My eight year old just woke up and I told him and changed the clock with him. What the heck an extra hour in “fall back”. And the boy pointed out that it was light outside. He is already back hugging his pillow in some dream land.
OK I am reconfiguring my small pea brain. I just got back into the office from doing a jiggy dance outside. Why do hard challenges make me basically happy? I am thinking reliance of God. My God is a Trinity deal, do your own thing, I got no call to call you out. My situation is my own.
Now the federal government decided that my cancers are due to a “down winder” deal and nothing at all due smoking. Really? Well in fact I grew up in an area where nuclear fallout from White Sands atomic bombs were tested. Isn’t that a trip? Man plans and God laughs. I would not change a danged thing. Such is life.
So we are back to my roses. What the heck you say. Love has not changed even though my insides have changed. Life does not change because you changed. And that is so cool. Everything about love is an inside deal. And if you let your insides go wonkers then the whole world of your perception goes wonkers. We like to think about life being all a matter of our own inside deal when in fact it is not. I need love to exist. I need God’s love and your love. That comes from outside just like anger does.
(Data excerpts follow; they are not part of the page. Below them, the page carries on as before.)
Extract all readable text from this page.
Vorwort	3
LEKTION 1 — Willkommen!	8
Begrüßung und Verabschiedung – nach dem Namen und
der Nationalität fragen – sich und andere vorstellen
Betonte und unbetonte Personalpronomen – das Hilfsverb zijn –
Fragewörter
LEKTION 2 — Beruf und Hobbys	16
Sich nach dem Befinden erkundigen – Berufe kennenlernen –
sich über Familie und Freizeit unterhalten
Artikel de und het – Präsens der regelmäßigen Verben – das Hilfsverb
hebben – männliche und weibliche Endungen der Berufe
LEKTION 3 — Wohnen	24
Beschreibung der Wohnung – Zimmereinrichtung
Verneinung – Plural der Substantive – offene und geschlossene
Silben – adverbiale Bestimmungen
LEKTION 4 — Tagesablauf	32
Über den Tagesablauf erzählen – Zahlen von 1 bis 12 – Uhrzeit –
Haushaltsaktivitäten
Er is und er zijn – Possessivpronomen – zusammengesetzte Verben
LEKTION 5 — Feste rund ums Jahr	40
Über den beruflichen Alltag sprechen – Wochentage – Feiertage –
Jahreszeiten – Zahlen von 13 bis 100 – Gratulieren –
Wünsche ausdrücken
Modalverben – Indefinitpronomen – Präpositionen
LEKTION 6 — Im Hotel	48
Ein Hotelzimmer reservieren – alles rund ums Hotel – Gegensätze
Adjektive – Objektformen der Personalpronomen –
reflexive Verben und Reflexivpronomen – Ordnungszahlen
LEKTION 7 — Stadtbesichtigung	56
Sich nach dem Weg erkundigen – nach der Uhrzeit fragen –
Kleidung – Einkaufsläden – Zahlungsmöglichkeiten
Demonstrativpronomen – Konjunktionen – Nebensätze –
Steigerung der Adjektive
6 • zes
Do most folk understand what osmosis is? My permeable mass of body is a case of osmosis. Fluidity just comes in and goes out as though there is no boundary between inside and outside. I know and I know that all the fancy pansy books in the last 50 years tell us that we have to have a perspective true to our inside, like being in the moment. Sorry dudes and dudettes but that is only a beginner’s notion.
Just a Silly Climb I Made
Full On Celebration of Life
I Do Not Understand
Check it out. My last craving only lasted about one minute. I really “need” that smoking deal. But my 8 year old just got me all sidetracked. We are working on stuff with batteries and positives and negatives. Wow what a metaphor for life, which is not lost on us. My battery recharger is broke, so why and that is another whole matter. Who cares? Well it just goes to show that the outside of me was effective in a very positive way by my son’s outside influence. Remember above I called him my Sargent of arms.
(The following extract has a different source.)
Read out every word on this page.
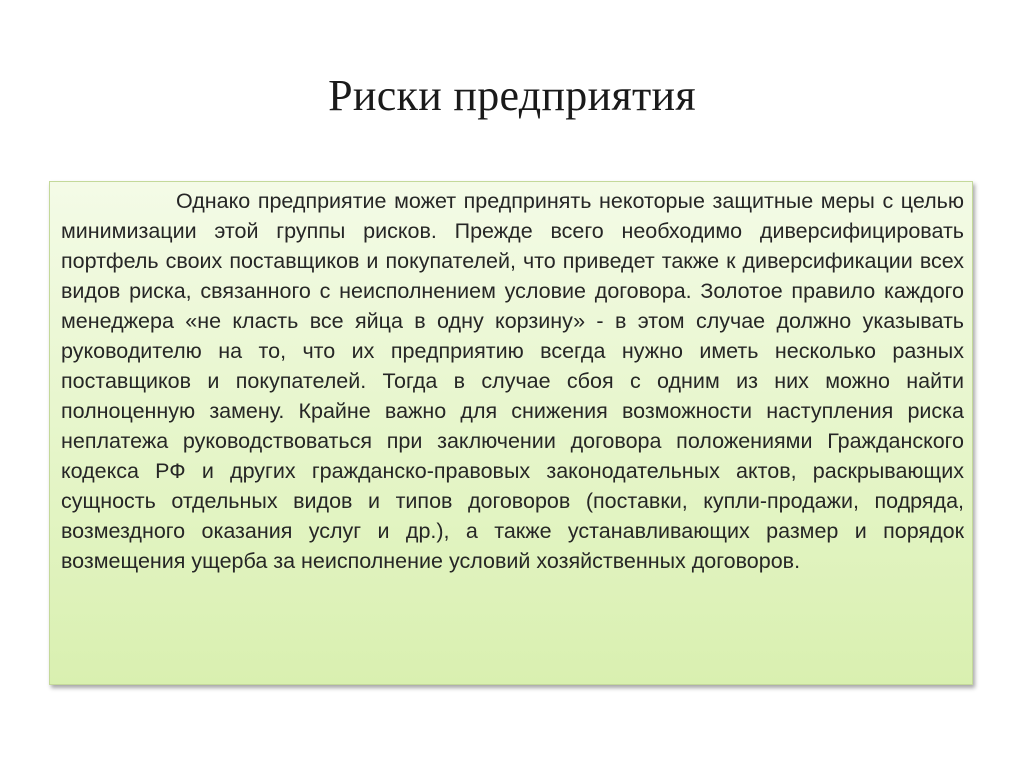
Риски предприятия

Однако предприятие может предпринять некоторые защитные меры с целью минимизации этой группы рисков. Прежде всего необходимо диверсифицировать портфель своих поставщиков и покупателей, что приведет также к диверсификации всех видов риска, связанного с неисполнением условие договора. Золотое правило каждого менеджера «не класть все яйца в одну корзину» - в этом случае должно указывать руководителю на то, что их предприятию всегда нужно иметь несколько разных поставщиков и покупателей. Тогда в случае сбоя с одним из них можно найти полноценную замену. Крайне важно для снижения возможности наступления риска неплатежа руководствоваться при заключении договора положениями Гражданского кодекса РФ и других гражданско-правовых законодательных актов, раскрывающих сущность отдельных видов и типов договоров (поставки, купли-продажи, подряда, возмездного оказания услуг и др.), а также устанавливающих размер и порядок возмещения ущерба за неисполнение условий хозяйственных договоров.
So back we come to love. That boy loves me enough to be tough on me. Isn’t a dad supposed to be the tough love guy? Nothing could be farther than the truth. The only tough love there is is asked for. Otherwise it is just our ego spitting out contempt. If you need that on either side you simply do not get love.
I am feeling really great right now. I am overcoming a thorn in my side. God will let me know if I need that thorn to keep me grateful and humble, lest I become conceited and self reliant. I even need love from critters like dogs. Hey I think that makes me codependent. I confess I am codependent on love which I believe is God. I need outside love. A butterfly landed on my son’s shoulder yesterday. Now let me make sure that you understand that is God’s love.
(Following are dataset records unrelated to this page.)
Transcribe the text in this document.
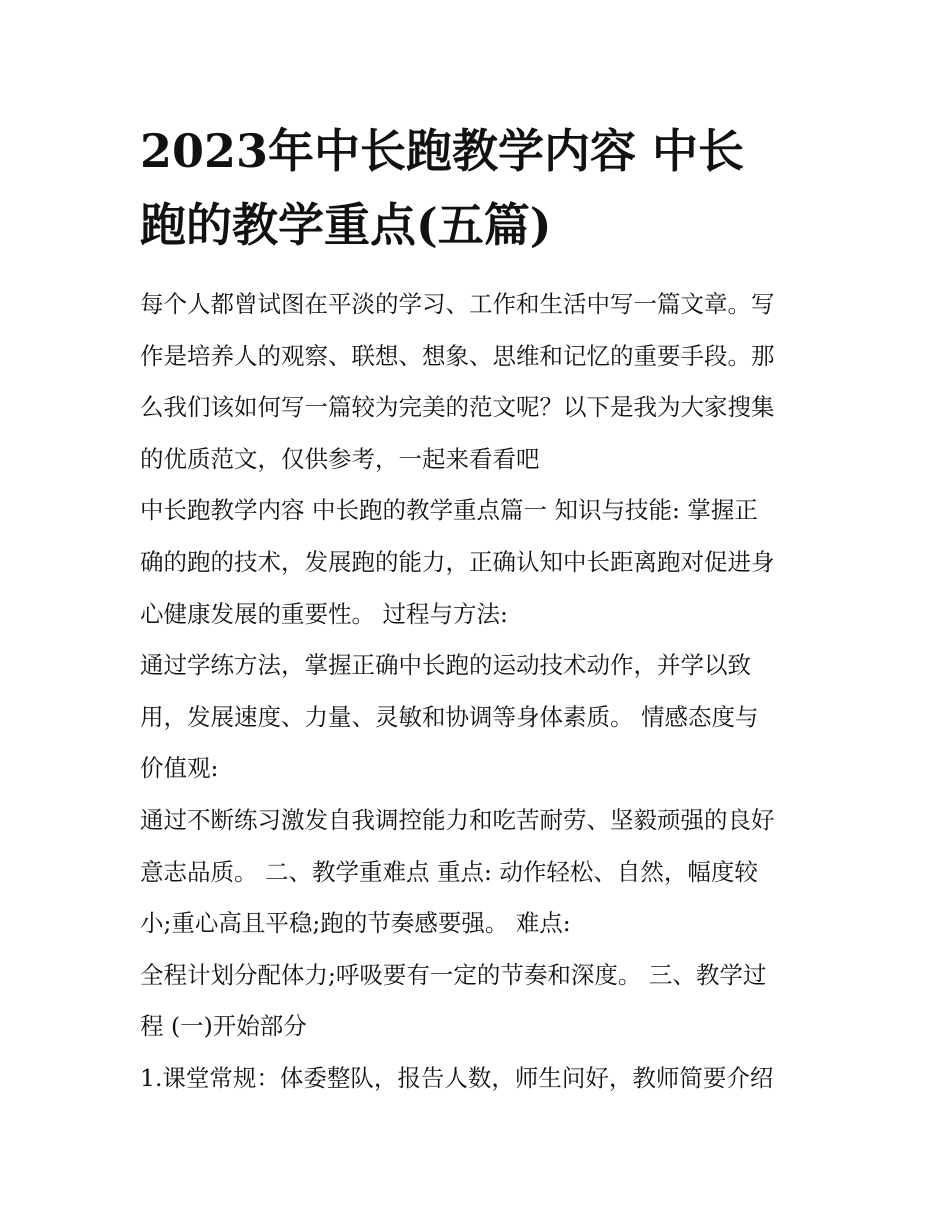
2023年中长跑教学内容 中长
跑的教学重点(五篇)
每个人都曾试图在平淡的学习、工作和生活中写一篇文章。写
作是培养人的观察、联想、想象、思维和记忆的重要手段。那
么我们该如何写一篇较为完美的范文呢？以下是我为大家搜集
的优质范文，仅供参考，一起来看看吧
中长跑教学内容 中长跑的教学重点篇一 知识与技能: 掌握正
确的跑的技术，发展跑的能力，正确认知中长距离跑对促进身
心健康发展的重要性。 过程与方法:
通过学练方法，掌握正确中长跑的运动技术动作，并学以致
用，发展速度、力量、灵敏和协调等身体素质。 情感态度与
价值观:
通过不断练习激发自我调控能力和吃苦耐劳、坚毅顽强的良好
意志品质。 二、教学重难点 重点: 动作轻松、自然，幅度较
小;重心高且平稳;跑的节奏感要强。 难点:
全程计划分配体力;呼吸要有一定的节奏和深度。 三、教学过
程 (一)开始部分
1.课堂常规：体委整队，报告人数，师生问好，教师简要介绍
I just sit outside on my stool and become a pundit for me. I love to charge on and compete with the devil. I am queer like that. If you sink a putt at twenty feet then take a mulligan and try it from thirty feet. If you wrote the perfect poem, back up and write it better.
I reckon we get this point kind of mulling around in our head together.
And I just have to say we are not doing well around here. We are doing super duper in love. We cotton no resistance and we take no prisoners. We just plain love and give it away.
Now it is my Sunday and I have got to go to church. And today I will make that church a smile and a hug to others, bring it on buddy!